Are your Christmas decorations still up? Ours are. Since we have crossed to the Dark Side and now use artificial trees, the maintenance is low and there is a reduced risk of fired-hazard crispiness. (I've always left them up until New Year's though; it's so festive!) Yes, I still make sure that the candles in the windows are on at dusk and that the tree(s) are lit in the morning and in the evening. I don't want to miss a moment of the cheer. I don't want to take this season for granted! The lights on the mantle are so warm and cozy and the family room tree gives off just enough light so that we don't really even need any lamps. I am going to miss the decorations so much when they're stuffed back in the attic for another eleven months.
Although I get a HUGE amount of help from my husband, I am the main decorator in our house. And because of that, the decorations have really become an extension of who I am and what I appreciate. The simple Nativity, the primitive trees on the mantle, the sparkly living room ornaments. Santas around the fireplace and glowing candles everywhere. (And I just have to say that one of the BEST INVENTIONS EVER is the battery-powered candle. Period. Drop the mic on that one. Gets the job done and is safe. Applause hands.) The Christmas decorations all seem to reflect the way I live and love. I consider our decorations to be a testimony. I cannot wait to get the lights in the window so that anyone and everyone who drives by our house will know that, in this house, WE CELEBRATE CHRISTMAS. I want everyone who enters our home to see the Nativity in the foyer. I want to light the candles in the windows on cold, dark, rainy days to show them that Christ's love is there and real and available. I want there to be no mistake that the people who live here are only here for a while but our real home is waiting for us.
But, the wreath on my door is fading. The clock is ticking. New Year's Day and its traditional pot of chili will be accompanied by boxes and bins and tissue paper. I will carefully wrap the ornaments and place them in the boxes so that they will be protected and preserved for another year. I'll dust off the mantle and redecorate for the coming season. The windows will be cleaned off and the wreath on the door will be recycled. And then I will ask myself: if someone drives by my house will they know I love Jesus more than anything? Will my home continue to be a testimony to the King of kings? Will my light shine?
As I take these decorations down, I must, at the same time, resolve to live more boldly. To love more intentionally. To serve more selflessly. If I just put them away in a box in the attic, what good have they done? What good have I done?

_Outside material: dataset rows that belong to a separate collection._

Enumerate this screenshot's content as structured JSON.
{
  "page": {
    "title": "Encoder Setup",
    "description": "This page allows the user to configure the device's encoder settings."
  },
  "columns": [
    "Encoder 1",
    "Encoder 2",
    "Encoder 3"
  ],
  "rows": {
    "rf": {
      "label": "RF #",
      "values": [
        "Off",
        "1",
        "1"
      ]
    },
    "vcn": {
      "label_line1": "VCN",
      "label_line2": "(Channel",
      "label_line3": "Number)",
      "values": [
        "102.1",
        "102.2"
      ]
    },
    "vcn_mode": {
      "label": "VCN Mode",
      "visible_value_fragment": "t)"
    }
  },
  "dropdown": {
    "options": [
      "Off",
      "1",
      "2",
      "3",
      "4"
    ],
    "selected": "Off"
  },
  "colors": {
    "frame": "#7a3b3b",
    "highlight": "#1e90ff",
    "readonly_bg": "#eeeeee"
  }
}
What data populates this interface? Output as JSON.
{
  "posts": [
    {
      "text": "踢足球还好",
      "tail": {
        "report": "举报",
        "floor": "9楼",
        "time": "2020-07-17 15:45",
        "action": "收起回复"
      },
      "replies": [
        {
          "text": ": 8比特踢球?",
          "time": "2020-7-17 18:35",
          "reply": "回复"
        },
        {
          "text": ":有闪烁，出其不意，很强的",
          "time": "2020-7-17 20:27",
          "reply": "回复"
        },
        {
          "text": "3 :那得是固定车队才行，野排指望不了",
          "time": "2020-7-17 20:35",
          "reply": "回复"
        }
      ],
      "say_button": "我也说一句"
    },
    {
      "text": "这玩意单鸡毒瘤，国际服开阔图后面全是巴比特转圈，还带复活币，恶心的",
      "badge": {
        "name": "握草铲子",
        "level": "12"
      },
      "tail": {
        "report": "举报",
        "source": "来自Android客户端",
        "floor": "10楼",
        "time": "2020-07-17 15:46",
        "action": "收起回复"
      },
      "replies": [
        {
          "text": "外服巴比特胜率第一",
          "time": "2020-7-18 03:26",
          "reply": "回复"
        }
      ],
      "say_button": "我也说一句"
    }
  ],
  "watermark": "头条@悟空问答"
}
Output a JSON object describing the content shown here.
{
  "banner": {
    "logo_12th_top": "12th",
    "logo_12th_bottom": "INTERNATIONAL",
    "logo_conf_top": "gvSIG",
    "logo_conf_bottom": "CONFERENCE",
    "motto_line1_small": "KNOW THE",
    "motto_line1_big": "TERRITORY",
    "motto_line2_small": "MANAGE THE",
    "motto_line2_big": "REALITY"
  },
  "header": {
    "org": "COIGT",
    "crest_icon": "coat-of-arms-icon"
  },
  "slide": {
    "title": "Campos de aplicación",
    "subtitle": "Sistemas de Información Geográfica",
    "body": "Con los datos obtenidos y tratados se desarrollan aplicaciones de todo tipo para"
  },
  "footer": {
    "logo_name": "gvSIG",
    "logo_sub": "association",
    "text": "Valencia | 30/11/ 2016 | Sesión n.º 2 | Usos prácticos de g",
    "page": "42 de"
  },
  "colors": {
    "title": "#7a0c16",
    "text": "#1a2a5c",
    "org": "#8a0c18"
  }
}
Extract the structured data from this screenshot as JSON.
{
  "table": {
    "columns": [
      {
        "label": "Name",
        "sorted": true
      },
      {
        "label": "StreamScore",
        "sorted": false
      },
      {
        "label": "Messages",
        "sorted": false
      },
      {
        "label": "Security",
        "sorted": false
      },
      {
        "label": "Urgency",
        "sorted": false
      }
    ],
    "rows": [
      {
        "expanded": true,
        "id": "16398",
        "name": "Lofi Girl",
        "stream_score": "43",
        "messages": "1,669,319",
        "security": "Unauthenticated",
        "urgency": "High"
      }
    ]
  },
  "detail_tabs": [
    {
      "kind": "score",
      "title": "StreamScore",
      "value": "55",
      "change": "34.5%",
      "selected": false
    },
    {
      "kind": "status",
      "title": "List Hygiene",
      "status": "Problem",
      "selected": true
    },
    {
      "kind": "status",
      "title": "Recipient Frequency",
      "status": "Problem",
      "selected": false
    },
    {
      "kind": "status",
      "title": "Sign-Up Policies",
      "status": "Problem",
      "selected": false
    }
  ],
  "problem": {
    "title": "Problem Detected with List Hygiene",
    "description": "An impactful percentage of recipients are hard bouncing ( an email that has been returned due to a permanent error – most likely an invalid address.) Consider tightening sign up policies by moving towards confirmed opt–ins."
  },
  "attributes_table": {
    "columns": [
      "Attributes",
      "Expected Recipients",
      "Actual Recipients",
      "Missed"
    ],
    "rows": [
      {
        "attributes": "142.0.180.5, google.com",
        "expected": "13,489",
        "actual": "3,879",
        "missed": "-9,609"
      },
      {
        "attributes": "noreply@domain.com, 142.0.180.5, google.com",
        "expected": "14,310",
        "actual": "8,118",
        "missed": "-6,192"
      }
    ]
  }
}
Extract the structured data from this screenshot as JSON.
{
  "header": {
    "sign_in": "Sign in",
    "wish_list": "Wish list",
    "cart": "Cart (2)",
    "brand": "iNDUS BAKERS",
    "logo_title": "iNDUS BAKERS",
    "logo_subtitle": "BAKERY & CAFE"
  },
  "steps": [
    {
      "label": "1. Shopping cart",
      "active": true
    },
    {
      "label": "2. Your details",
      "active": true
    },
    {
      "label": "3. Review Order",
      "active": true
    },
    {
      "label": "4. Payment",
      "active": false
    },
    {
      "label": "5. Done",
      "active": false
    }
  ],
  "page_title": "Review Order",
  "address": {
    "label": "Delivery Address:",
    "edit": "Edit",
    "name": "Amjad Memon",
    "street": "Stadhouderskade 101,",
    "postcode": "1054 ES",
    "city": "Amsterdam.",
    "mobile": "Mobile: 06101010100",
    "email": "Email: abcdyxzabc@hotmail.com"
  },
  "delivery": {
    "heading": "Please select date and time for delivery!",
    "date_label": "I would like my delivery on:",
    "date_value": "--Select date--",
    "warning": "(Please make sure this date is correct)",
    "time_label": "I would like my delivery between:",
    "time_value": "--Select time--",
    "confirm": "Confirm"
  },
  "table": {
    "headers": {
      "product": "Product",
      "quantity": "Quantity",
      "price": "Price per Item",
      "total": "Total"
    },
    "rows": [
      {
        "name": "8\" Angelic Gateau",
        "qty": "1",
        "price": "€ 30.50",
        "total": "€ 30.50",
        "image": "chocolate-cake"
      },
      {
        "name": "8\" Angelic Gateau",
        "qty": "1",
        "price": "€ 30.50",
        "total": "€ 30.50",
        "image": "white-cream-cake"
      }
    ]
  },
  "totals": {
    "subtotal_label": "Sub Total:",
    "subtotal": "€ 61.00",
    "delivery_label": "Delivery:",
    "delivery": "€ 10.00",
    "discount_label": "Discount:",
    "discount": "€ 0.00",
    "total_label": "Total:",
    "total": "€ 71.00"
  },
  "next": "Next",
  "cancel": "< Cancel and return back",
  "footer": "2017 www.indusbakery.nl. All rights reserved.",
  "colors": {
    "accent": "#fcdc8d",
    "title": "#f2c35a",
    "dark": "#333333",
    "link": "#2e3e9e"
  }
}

As I was writing this today, we had an air-conditioner repairman at our house. (Because it's acting like August in Coastal Virginia and it's a million degrees and 1000% humidity) Through a series of attempts, it became clear that he had made an error. It cost him a trip back to a warehouse and another trip out here in the pouring rain. I couldn't leave the house and I was somewhat inconvenienced. At the end of the visit, do you know that young man couldn't thank me enough for simply being...nice. Just being decent to him. He was so appreciative that I was civil. People, what have we become? Do we want to live so that fellow humans are afraid to make a mistake and be...human? What kind of witness would I have been if I had fussed or been angry? What would he have thought about Christians, about Jesus? How would he have known, you ask, that I am a Christian? The Nativity is right across from the thermostat. Boom. Right there. Trees are all up. Bibles all around the house really. No mistake that someone who at least knows about Jesus lives here.
So how would it have looked to him if I had been mean?
So this weekend, the wreath will come down. The lights will be packed away. But will our decorations stay up? It's our prayer that they will stay up all year.
I wish all of you and your families a New Year filled with blessings and the joy of our Lord and Savior, Jesus Christ.